We started our investigations of the desert this morning in a sandy arroyo on Isla San Esteban. Nothing stands alone in the desert and that was immediately obvious as we found milkweed flowers being pollinated by an orange winged Pepsis wasp, commonly called “tarantula hawk,” shown in the picture above. As an adult these wasps are nectar feeders; they pollinate the milkweed flowers, which then depend on the wind to disseminate seeds borne on delicate parasols. The name tarantula hawk suggests further relationships. When she is ready to lay an egg the female wasp must find and paralyze a tarantula. The paralyzed tarantula is sealed in a burrow with the egg of the wasp. The wasp larvae will dine on the tarantula and then pupate. A new adult wasp emerges and the cycle continues.

As we explored further we found spiny-tailed iguanas draped over boulders, warming themselves in the morning sun. A little later, these same iguanas were found climbing the spine-cluster ladders of the massive Cardon cactus. The iguanas include the flower of the Cardon on their breakfast menu and several iguanas were observed munching placidly on the creamy white blossoms.

Back on the beach we found beautiful fat spirals of turbin shells, with smaller flattened spirals scattered about as well. These two treasures were found not to be two organisms, but two parts of the same. The smaller, flattened spiral is the operculum or the “trap door” that is attached to the foot of the snail living in the turbin.

In the early afternoon, we came across a feeding frenzy. A vortex seemed to suck the blue-footed and brown booby’s from the air and into the water. The waters churned with Common dolphins and a plentitude of scared fish, the fish being the base of this food chain.
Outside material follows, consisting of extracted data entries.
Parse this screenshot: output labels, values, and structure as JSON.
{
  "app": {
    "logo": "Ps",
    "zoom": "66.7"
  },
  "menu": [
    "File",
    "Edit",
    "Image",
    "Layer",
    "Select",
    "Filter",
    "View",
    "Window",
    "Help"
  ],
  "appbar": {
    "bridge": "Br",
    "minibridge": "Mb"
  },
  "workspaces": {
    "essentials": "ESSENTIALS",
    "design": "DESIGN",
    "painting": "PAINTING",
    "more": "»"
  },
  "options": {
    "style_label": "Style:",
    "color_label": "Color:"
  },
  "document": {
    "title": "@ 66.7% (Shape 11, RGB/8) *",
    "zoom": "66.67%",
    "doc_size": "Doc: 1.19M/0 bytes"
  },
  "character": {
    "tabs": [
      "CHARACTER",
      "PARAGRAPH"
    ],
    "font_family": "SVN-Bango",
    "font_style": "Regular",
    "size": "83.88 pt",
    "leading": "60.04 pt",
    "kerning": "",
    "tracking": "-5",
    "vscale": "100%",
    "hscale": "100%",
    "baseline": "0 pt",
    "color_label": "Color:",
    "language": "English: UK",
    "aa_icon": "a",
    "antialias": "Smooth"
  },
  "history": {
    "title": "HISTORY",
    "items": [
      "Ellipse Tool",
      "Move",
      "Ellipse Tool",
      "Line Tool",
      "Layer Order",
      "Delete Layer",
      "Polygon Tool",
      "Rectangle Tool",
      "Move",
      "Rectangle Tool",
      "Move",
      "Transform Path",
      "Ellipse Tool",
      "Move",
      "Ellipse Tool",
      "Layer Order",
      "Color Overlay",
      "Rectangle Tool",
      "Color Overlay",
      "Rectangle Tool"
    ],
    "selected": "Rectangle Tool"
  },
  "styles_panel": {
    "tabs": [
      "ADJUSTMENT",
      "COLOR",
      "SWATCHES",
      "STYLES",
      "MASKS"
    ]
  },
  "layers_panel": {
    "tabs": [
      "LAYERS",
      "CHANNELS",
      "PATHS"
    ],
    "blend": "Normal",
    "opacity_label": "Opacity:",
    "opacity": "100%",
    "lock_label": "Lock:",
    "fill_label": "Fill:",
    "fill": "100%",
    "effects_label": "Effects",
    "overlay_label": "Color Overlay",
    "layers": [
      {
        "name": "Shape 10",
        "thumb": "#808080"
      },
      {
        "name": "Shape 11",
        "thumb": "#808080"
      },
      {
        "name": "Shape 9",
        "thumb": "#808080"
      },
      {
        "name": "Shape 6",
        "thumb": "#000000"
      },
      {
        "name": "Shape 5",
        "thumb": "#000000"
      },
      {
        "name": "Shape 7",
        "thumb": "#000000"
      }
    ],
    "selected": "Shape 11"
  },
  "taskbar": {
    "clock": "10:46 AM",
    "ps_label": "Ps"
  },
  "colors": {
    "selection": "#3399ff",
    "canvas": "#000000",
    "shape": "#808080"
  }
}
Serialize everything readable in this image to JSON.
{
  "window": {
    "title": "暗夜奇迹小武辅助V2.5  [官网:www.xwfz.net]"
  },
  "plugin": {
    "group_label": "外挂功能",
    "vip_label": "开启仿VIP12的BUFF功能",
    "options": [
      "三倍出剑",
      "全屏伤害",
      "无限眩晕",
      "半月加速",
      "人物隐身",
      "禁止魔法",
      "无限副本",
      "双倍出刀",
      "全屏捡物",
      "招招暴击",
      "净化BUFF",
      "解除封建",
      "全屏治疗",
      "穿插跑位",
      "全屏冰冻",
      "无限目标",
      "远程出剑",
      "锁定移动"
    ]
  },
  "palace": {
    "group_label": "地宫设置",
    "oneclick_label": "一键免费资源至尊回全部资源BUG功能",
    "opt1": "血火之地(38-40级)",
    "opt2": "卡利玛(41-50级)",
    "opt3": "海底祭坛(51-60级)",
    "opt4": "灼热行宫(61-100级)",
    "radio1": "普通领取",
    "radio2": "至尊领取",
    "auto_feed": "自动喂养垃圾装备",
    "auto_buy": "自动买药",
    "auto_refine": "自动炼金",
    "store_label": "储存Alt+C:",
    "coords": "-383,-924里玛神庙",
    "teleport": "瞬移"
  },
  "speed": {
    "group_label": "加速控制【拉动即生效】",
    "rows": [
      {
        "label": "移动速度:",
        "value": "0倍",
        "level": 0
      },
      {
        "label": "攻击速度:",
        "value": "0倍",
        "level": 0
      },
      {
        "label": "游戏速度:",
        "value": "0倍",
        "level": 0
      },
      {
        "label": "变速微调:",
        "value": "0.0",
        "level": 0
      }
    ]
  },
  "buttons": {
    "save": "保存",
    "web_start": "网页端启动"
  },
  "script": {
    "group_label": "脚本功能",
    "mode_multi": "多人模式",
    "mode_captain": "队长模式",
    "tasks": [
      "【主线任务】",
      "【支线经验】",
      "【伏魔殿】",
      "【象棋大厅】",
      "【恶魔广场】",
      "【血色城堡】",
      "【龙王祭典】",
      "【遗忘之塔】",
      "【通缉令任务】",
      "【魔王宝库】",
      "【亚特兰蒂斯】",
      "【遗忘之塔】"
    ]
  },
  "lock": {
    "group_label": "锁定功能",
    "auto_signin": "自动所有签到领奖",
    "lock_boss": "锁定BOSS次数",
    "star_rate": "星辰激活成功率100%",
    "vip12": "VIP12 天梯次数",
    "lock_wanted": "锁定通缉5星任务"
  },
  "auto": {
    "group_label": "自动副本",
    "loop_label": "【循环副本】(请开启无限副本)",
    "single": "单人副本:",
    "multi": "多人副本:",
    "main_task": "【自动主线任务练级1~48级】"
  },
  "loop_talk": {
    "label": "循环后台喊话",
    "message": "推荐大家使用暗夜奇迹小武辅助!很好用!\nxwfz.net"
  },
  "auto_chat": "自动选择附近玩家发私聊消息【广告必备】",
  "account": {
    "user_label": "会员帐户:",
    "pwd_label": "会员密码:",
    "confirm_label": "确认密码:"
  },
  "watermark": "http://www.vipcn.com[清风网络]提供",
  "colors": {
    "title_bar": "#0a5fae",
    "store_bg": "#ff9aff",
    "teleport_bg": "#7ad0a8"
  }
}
Or were they? The petrels were feeding on the plankton, the fish’s food so to speak.

A little later into the afternoon we sighted blows on the horizon, upon closer investigation we found them to be blue whales! Yes, blue whales, the largest animals on the planet, which we observed lunge feeding; their diet consisted of tiny planktonic krill.

A wasp, a flower, a tarantula, the wind, plankton, fish, birds, dolphins, and whales; a day full of discoveries in the web of life living in the Gulf of California.